The full article can be views at the Mid-Atlantic Renal Coalition’s web site at the following link: http://www.esrdnet5.org/REMARCSFebruary2011.pdf.
MARC’s Fistula First Recognition Program acknowledges Network facilities that have above-average AVF rates. When the program was launched Carbone immediately saw it as an opportunity to improve the health of the patients that she and her team serve. Her enthusiasm for the program spread and as a result Renal CarePartners announced a company-wide bonus program designed to reward facilities that could reach a 65 percent AVF rate by December 2010.
Carbone approached this challenge by working to identify the barriers that prevented patients from beginning dialysis with a functioning AVF. She learned that physicians were missing opportunities to be more proactive about vascular access education with their patients and could often refer earlier for evaluation. She also found that hospitalized patients were not being consistently referred for AVF assessment prior to discharge. Her research revealed that catheter patients were more challenging to educate for a number of reasons. Based on her findings Carbone developed an early education and intervention plan designed to provide all patients with comprehensive information about vascular access options.

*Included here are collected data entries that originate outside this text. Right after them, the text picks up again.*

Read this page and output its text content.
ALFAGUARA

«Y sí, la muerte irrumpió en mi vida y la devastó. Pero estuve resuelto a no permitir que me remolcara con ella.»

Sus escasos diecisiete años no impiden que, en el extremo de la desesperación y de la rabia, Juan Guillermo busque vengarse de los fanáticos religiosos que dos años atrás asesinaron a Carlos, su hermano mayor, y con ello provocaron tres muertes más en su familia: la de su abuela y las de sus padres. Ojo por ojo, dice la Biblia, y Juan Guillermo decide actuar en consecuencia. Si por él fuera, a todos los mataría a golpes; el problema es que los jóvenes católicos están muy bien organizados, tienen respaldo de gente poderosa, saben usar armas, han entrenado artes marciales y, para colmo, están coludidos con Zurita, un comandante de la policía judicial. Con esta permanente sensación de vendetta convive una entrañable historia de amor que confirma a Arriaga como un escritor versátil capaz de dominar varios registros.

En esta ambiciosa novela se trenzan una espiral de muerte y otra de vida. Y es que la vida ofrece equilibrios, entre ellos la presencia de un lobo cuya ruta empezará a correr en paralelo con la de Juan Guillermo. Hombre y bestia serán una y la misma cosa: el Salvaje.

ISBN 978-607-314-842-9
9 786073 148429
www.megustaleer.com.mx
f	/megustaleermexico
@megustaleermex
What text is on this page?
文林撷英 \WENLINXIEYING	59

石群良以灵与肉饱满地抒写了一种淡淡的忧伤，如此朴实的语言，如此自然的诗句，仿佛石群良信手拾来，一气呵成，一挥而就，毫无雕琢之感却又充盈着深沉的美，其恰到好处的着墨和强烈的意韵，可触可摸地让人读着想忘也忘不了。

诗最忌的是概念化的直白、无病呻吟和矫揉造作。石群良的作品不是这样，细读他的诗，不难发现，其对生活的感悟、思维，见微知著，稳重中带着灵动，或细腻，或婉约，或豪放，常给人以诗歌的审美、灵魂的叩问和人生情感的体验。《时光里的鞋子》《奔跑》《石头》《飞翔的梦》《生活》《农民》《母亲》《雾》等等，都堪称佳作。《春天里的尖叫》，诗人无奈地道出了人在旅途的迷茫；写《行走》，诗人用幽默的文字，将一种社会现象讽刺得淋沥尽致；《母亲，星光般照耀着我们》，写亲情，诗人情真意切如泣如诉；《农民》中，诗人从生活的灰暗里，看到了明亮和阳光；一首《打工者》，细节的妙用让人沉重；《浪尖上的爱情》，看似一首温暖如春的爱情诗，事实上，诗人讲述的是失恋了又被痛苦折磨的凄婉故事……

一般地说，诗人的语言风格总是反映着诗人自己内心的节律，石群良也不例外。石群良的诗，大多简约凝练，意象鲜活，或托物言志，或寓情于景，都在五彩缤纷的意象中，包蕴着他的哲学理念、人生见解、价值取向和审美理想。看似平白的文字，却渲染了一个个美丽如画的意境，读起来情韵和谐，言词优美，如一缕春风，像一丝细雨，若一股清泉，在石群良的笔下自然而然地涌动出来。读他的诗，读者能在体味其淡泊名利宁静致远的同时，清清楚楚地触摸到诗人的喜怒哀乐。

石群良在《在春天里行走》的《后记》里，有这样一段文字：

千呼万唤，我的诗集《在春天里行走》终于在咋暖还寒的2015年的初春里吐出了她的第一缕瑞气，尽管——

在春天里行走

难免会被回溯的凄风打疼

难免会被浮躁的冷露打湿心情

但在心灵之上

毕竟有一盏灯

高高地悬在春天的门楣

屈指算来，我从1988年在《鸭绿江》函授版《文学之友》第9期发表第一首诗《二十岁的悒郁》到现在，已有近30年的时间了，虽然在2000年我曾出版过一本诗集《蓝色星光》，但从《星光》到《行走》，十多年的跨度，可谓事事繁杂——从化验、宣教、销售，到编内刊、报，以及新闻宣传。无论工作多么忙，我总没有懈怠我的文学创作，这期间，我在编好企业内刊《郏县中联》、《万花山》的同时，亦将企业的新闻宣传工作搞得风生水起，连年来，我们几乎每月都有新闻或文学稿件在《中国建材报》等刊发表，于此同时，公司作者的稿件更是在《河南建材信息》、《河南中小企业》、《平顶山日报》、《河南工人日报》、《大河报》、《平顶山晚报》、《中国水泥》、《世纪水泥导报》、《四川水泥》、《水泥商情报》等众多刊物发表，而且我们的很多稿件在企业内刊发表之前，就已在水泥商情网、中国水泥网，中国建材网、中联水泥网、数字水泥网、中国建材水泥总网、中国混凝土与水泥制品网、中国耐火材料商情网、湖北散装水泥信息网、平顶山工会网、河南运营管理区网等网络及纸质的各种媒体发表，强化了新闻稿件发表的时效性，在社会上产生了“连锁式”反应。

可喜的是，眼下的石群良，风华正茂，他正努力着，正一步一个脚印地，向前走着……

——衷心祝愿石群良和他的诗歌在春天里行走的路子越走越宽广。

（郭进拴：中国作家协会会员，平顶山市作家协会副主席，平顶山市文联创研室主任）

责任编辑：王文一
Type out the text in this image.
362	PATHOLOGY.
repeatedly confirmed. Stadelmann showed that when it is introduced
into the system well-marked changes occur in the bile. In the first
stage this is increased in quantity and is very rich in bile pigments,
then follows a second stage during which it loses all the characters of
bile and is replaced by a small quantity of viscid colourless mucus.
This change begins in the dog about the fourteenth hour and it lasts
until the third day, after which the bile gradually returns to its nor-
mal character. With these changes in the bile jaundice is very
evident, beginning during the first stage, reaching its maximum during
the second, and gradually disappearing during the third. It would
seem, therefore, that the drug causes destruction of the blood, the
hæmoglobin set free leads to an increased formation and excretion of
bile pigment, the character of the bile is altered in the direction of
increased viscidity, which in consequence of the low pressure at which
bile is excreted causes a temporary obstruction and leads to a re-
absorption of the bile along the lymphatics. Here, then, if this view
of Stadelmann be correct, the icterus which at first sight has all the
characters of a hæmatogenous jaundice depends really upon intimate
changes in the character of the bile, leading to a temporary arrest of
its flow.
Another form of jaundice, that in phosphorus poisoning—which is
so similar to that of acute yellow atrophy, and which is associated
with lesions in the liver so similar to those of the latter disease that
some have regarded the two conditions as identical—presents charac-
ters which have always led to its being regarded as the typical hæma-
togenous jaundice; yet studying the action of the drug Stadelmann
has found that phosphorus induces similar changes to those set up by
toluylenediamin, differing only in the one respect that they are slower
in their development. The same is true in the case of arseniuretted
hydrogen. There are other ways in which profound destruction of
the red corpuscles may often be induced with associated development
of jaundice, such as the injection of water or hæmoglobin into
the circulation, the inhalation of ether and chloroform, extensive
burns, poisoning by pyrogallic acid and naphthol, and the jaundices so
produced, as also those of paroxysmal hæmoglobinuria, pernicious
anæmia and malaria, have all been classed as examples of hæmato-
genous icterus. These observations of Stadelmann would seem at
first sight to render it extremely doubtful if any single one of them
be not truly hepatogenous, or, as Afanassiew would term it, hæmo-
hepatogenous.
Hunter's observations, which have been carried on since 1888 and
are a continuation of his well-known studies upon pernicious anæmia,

The plan focused on working with a nephrologist to discuss the benefits of AVF use with patients prior to their first treatment. As a result, it is now standard practice for hospital patients to have an AVF evaluation and to be scheduled for placement prior to discharge. To complement the physician’s early education efforts Carbone began to meet with every catheter patient during their first visit to the facility to explain the benefits of having an AVF.
In addition, she designated Sheila Benzie, RN, as the facilities vascular access manager. Benzie started monitoring all AVF patients with Vasc-Alert, which is a computer-based surveillance program that recognizes access problems early before the access clots.
A strong relationship with the medical staff at a local vascular access center helped facilitate patient’s access problems being resolved quickly. Carbone has also instituted many other creative practices to further the progress of improving quality of care including patient representatives that are available to discuss perceived issues related to AVF use and various rewards programs designed to motivate patients to seek information about AVF placement.